Chucho Valdés desde la memoria y el presente
Hace poco más de un mes, placenteramente sentado junto a mi esposa Gloria en la terraza del Parador de Toledo, con la hermosa vista de esa ciudad española al atardecer, tuve el inmenso placer de disfrutar del concierto de uno de los pianistas más extraordinarios de los dos últimos siglos. Mientras sus manos nos hacían creer que es fácil tocar ese espectacular instrumento, recordaba al pianista que conocí en octubre de 1973 en los habaneros estudios de la Egrem, cuando apenas tenía 23 años y cero kilómetros de vida profesional, en una sesión en que la gran e inolvidable Orquesta Cubana de Música Moderna grababa bajo la dirección de otros dos músicos enormes: Rafael Somavilla y Paquito de Rivera.
Por mi improvisada película mental pasaron las imágenes de ese día inolvidable, en que temblando de pies a cabeza me senté con mi trombón detrás del atril sin imaginar que lo abandonaría veinte años y mil historias más tarde. Acababa de “aterrizar” en la orquesta-matriz que gestaba el increíble parto de Irakere. Fue un paritorio azaroso y difícil, plagado de contradicciones de todo tipo. La Orquesta Cubana de Música Moderna había perdido su objetivo inicial, y el recién nacido Irakere tenía un futuro por ver. No sé si inmadurez fue preclara, pero para mí fue obvio que tenían que “levantar el vuelo”. La proposición musical y estética que traían en sus partituras y rubricaban con sus talentos y personalidades superaba con creces la proyección que la orquesta ya había perdido, por su tamaño, su voracidad musical (no había orquestadores que dieran abasto) y por la pérdida de interés institucional.
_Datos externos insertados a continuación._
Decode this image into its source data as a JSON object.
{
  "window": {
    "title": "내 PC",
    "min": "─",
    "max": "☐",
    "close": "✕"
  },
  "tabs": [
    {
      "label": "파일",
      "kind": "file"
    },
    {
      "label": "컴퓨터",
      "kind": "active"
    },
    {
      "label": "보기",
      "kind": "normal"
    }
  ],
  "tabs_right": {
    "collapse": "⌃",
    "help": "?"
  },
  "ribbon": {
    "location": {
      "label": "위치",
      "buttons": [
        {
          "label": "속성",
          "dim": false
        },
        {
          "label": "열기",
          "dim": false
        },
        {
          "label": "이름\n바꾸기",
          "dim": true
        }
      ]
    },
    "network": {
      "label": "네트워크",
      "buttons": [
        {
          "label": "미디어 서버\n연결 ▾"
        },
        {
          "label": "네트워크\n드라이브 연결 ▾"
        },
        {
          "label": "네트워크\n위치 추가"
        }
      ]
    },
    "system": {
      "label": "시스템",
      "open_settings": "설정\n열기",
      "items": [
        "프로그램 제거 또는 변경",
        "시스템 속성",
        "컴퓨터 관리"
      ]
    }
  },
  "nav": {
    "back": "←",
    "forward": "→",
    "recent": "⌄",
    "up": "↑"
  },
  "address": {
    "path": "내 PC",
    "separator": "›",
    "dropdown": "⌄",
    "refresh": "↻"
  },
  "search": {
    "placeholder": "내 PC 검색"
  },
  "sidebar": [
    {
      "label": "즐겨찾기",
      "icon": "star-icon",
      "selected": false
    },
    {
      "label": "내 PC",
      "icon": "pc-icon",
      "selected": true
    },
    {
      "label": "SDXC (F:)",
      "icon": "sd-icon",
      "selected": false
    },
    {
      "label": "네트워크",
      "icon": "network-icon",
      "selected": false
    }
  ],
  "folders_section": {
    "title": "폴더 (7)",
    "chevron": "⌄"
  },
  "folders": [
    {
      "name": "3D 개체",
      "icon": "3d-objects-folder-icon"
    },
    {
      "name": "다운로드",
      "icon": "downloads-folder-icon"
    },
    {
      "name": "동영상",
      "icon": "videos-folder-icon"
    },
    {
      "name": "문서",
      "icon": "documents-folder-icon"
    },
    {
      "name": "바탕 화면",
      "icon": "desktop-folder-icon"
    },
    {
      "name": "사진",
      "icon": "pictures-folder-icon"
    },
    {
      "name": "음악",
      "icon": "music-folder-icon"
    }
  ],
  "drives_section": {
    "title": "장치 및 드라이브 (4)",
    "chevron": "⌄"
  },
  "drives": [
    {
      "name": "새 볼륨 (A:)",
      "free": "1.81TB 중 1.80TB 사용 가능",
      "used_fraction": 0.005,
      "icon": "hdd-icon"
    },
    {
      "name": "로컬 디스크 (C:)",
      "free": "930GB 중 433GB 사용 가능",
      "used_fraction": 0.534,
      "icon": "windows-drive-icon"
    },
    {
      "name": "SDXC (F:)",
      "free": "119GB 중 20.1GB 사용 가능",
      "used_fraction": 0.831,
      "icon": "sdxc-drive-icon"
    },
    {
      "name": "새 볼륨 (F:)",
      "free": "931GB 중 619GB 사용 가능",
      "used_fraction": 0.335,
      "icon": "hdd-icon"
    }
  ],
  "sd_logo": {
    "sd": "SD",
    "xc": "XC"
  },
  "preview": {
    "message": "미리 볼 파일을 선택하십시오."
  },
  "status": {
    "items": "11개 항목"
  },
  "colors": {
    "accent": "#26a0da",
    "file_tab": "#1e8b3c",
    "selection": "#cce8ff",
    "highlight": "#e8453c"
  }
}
La vida les dio la razón.
Mientras Chucho Valdés, líder indiscutible e indiscutido de Irakere y de muchos otros geniales proyectos, llenaba aquel paisaje toledano-manchego con su visión de la música y el piano, lo recordé estrenando “Misa negra” con la orquesta, asombrándonos con sus admirables e inagotables improvisaciones, con el sentido del humor que luego heredé de él, de ellos, de aquella orquesta de personas decentes: “Trompetica”, Andrés Castro, “El Guajiro”, Roberto García, Oscar el Viejo, Rolando Sánchez, Fellové, Varona, Carlos Puertos, Carlos Emilio, Galán, Averhoff, Barreto, Oscarito, “Babín”, Leal, Juan Pablo Torres, “El Chiquito” Echarte, Plá, Arturo, el Chino Lan, Pepe Jaurrieta. Comprendí que todas aquellas vivencias humanas y musicales conformaron mi vida; que la Orquesta Cubana de Música Moderna fue tan importante en mi existencia como la ENA (Escuela Nacional de Arte), el cabaré Tropicana, el cabaré Parisién —bajo la dirección del inabarcable Silvano Suárez—, Buena Vista Social Club o la Vieja Trova santiaguera, mis momentos más queridos, los imborrables.
“En el consagrado maestro he encontrado al Chucho de siempre”.
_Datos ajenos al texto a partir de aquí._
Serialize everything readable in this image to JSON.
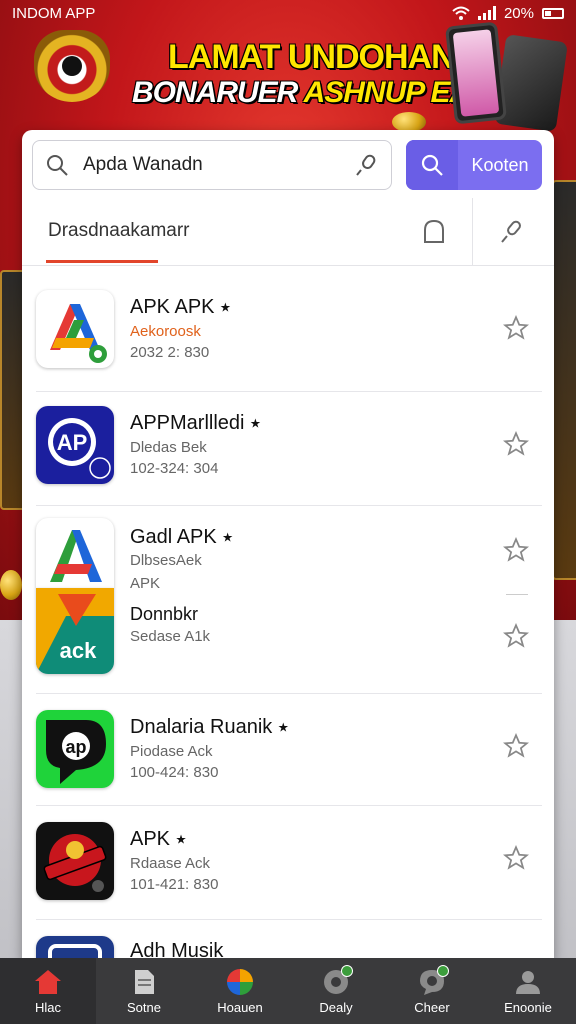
{
  "status_bar": {
    "carrier": "INDOM APP",
    "battery": "20%"
  },
  "banner": {
    "title_line1": "LAMAT UNDOHAN",
    "title_line2_a": "BONARUER ",
    "title_line2_b": "ASHNUP EAWS"
  },
  "search": {
    "query": "Apda Wanadn",
    "button_label": "Kooten"
  },
  "tabs": {
    "active_label": "Drasdnaakamarr"
  },
  "apps": [
    {
      "name": "APK APK ⭑",
      "sub1": "Aekoroosk",
      "sub2": "2032 2: 830",
      "sub1_color": "#e0621c"
    },
    {
      "name": "APPMarllledi ⭑",
      "sub1": "Dledas Bek",
      "sub2": "102-324: 304"
    },
    {
      "name": "Gadl APK ⭑",
      "sub1": "DlbsesAek",
      "sub2": "APK"
    },
    {
      "name": "Donnbkr",
      "sub1": "Sedase A1k",
      "sub2": ""
    },
    {
      "name": "Dnalaria Ruanik ⭑",
      "sub1": "Piodase Ack",
      "sub2": "100-424: 830"
    },
    {
      "name": "APK ⭑",
      "sub1": "Rdaase Ack",
      "sub2": "101-421: 830"
    },
    {
      "name": "Adh Musik",
      "sub1": "",
      "sub2": ""
    }
  ],
  "bottom_nav": [
    {
      "label": "Hlac",
      "icon": "home-icon",
      "active": true
    },
    {
      "label": "Sotne",
      "icon": "document-icon"
    },
    {
      "label": "Hoauen",
      "icon": "color-wheel-icon"
    },
    {
      "label": "Dealy",
      "icon": "chat-icon"
    },
    {
      "label": "Cheer",
      "icon": "chat-bubble-icon"
    },
    {
      "label": "Enoonie",
      "icon": "profile-icon"
    }
  ],
  "colors": {
    "accent": "#7b6ef0",
    "tab_underline": "#e2452b",
    "banner_red": "#c2161a",
    "nav_bg": "#3a3a3c"
  }
}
Nunca olvidé el sencillo y efectivo arreglo que hizo Chucho para Beatriz Márquez de “Puente sobre aguas turbulentas”, de Simón & Garfunkel, en el teatro Amadeo Roldán antes del infausto incendio. Aún recuerdo el estreno de “Danza Ñáñiga” en el mismo teatro y su eterna repetición final (sol mi re do re, sol la do do) como si hubiera ocurrido ayer. Nunca olvidaré al Chucho que acompañó a Omara Portuondo en el memorable CD Desafíos; al que compartió su música en el disco Buenos hermanos, del gran Ibrahim Ferrer; al compositor polifacético; al que ha hecho bailar y escuchar buena música a millones de habitantes de este vapuleado planeta Tierra.
Después de la orquesta, nos encontramos en grabaciones, hoteles, aeropuertos, países, escenarios, en el barrio que compartimos un tiempo. En el consagrado maestro he encontrado al Chucho de siempre, el del pie fuera del pedal del piano, el que casi nunca me llama por mi nombre.